“That’s what I wonder!” Boon returned with unwonted spirit. “We’ve been hunting you boys for two hours, almost lost the trains on the first two editions, waiting for you to give orders on the handling of this yarn. Why didn’t you tell us you were going to flop to Hammond? All we could do was to print the news.”
“News, hell!” Quaid snorted. “Damned lies! Hammond never made a speech. Tried to; got hooted out.”
Boon leaned close and got a good sample of the breath the quartet had acquired at the roadhouse, drawing erroneous but not unnatural conclusions as to their sobriety.
“Say that again slow,” he requested. “I don’t get you.”
Barney said it for him, making from two to four words grow where one grew before.
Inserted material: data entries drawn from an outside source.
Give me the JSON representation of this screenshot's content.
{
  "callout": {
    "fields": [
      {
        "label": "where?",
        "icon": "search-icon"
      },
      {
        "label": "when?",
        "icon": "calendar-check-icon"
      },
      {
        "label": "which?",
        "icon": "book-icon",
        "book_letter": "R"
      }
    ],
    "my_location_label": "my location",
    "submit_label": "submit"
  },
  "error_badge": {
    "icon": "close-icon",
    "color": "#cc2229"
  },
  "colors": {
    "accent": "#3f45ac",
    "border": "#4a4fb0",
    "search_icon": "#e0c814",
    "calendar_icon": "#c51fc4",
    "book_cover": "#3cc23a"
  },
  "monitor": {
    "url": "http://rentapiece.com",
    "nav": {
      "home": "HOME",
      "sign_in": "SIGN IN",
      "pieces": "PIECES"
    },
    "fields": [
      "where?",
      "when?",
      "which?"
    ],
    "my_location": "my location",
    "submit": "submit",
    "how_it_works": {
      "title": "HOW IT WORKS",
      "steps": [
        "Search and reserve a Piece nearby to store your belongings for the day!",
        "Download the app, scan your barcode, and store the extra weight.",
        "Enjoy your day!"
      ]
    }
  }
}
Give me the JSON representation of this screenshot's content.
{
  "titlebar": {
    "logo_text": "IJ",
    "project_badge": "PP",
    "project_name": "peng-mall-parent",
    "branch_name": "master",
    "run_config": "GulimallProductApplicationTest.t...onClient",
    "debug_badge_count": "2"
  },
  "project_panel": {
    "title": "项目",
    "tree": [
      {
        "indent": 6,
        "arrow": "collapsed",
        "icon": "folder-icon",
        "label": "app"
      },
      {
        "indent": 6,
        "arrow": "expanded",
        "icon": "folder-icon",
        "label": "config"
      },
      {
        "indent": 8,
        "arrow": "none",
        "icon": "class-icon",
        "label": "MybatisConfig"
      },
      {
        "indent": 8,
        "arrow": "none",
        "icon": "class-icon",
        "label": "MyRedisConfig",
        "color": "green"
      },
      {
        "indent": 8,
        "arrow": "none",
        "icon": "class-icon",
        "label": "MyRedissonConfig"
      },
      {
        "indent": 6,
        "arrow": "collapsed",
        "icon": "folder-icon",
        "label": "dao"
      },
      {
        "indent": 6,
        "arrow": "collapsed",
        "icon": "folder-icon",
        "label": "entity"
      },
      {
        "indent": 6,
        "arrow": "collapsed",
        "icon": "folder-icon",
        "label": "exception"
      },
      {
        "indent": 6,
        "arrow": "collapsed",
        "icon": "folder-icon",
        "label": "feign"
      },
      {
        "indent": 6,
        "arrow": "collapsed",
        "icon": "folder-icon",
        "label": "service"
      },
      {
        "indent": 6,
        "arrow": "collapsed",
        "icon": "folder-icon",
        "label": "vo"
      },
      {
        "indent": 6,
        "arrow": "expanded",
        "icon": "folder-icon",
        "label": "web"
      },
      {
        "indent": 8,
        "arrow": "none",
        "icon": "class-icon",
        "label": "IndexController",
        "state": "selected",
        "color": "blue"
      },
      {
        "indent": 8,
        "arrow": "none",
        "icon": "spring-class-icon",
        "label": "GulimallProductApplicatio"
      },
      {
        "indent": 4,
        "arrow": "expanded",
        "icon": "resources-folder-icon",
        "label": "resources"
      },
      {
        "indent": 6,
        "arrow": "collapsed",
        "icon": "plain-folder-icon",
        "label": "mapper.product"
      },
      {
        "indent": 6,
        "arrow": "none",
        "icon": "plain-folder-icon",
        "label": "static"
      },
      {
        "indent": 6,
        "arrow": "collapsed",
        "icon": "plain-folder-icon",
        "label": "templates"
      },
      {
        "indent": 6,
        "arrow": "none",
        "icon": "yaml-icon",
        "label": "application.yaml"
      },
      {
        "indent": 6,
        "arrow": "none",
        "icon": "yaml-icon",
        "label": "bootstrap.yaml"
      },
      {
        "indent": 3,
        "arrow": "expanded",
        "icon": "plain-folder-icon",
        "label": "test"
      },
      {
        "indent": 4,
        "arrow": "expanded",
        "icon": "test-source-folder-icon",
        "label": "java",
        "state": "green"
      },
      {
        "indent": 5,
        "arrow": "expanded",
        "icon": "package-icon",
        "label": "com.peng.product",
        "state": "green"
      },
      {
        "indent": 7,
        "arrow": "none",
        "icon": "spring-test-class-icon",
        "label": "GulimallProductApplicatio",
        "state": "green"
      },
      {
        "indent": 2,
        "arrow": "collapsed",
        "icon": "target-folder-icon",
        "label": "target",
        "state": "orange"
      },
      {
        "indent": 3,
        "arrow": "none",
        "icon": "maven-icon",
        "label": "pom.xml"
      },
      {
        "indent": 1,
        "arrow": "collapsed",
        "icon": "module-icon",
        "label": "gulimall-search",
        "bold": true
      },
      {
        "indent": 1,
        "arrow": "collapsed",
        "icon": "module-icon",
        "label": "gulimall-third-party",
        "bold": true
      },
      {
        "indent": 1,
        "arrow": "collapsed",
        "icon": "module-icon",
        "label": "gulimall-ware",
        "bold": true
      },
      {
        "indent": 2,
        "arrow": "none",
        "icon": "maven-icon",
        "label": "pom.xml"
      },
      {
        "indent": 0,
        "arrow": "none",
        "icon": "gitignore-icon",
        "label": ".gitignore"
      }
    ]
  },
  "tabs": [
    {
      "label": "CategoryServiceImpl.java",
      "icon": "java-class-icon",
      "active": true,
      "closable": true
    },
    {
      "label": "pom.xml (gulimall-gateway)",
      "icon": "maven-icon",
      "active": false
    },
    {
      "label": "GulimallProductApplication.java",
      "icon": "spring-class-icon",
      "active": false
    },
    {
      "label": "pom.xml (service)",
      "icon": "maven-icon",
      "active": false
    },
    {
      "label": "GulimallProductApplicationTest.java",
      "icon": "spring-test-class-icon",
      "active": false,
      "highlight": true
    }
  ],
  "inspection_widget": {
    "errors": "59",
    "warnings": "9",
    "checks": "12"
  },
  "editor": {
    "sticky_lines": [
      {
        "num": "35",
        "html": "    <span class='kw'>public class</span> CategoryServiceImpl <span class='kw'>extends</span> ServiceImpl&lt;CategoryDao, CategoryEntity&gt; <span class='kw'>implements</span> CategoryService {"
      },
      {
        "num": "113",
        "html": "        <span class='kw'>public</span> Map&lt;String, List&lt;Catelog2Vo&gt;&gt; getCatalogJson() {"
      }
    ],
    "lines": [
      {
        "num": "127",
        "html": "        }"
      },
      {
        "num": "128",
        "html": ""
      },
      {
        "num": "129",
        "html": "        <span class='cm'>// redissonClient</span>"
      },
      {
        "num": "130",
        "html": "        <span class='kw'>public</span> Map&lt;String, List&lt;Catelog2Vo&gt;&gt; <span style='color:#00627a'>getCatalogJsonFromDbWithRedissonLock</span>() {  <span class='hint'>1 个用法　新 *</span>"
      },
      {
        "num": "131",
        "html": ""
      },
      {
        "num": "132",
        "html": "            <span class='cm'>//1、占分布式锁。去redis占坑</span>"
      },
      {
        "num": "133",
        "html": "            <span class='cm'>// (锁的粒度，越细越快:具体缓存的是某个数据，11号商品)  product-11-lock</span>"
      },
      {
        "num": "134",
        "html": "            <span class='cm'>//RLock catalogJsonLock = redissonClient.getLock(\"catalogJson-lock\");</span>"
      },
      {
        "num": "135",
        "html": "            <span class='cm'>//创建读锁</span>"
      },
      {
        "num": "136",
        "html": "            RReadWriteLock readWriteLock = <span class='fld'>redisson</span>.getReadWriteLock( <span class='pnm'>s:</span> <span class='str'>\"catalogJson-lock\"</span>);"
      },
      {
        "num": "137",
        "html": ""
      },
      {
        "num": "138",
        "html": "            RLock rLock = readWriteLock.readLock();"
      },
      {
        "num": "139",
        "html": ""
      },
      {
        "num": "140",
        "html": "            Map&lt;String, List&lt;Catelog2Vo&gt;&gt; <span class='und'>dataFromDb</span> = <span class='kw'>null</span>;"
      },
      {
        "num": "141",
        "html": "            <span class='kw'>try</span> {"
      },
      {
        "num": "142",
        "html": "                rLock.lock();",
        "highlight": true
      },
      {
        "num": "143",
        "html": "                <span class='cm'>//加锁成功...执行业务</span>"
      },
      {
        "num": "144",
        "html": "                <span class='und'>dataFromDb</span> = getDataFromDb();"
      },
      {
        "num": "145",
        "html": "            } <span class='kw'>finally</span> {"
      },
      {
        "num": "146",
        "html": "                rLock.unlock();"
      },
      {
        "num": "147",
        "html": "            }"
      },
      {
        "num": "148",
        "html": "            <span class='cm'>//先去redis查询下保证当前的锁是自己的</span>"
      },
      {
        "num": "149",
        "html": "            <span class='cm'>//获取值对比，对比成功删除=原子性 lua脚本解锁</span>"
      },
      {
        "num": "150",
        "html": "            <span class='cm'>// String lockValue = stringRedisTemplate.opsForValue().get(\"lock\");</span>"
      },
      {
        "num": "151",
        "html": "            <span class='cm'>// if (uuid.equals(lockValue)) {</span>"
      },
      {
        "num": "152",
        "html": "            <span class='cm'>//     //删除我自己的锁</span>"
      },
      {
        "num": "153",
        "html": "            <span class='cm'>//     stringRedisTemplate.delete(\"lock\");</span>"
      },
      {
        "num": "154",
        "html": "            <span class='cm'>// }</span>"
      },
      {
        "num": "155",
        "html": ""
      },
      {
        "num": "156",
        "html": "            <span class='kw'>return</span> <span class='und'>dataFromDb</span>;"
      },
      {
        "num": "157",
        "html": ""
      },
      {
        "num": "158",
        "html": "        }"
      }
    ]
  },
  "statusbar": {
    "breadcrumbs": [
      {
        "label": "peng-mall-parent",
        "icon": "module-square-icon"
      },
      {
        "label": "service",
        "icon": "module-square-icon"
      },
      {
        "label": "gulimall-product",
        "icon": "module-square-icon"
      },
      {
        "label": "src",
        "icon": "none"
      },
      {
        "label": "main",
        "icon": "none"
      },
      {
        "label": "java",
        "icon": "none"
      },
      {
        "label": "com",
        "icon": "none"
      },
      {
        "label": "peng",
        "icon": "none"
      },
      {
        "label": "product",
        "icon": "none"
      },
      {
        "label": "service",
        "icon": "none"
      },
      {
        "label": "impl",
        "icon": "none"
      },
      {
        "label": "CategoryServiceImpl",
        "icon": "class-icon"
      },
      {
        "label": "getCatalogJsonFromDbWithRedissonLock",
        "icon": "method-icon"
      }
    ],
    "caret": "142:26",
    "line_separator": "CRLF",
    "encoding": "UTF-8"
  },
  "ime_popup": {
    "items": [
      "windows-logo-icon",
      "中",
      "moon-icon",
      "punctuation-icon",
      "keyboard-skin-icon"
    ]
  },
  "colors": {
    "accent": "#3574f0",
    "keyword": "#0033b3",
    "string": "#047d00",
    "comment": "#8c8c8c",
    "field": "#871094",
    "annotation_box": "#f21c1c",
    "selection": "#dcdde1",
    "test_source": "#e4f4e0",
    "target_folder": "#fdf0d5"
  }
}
“Now I say you ought to get out an extra denying this rot,” Barney wound up, looking about for confirmation.
“Barney’s right,” declared the boss.
“Now, listen,” Boon exclaimed. “I was glued to that radio horn from the time your dinner opened until the orchestra stopped playing ‘Home, Sweet Home.’ Don’t try to tell me I don’t know what I heard. Half the rest of the office heard it too. About twenty other people who listened in on the radio in Gobel’s drug store drilled in here to get the inside dope. The men over in the Press heard it too. They had me on the wire, asking for a statement from you.”
“Now we all heard Hammond called on at the end of the evening. We heard him get a whale of a demonstration and some kidding. Then we heard his speech to the finish and the cheering he got afterward. We got his speech right from the radio by shorthand. They heard it all over the State too. We’ve had wires from papers from one end of the State to the other asking for dope.
“Now, in the face of that, do you want to make an ass of the whole party by a statement that your keynote dinner was so wet that you were all too drunk to hear the key speech?”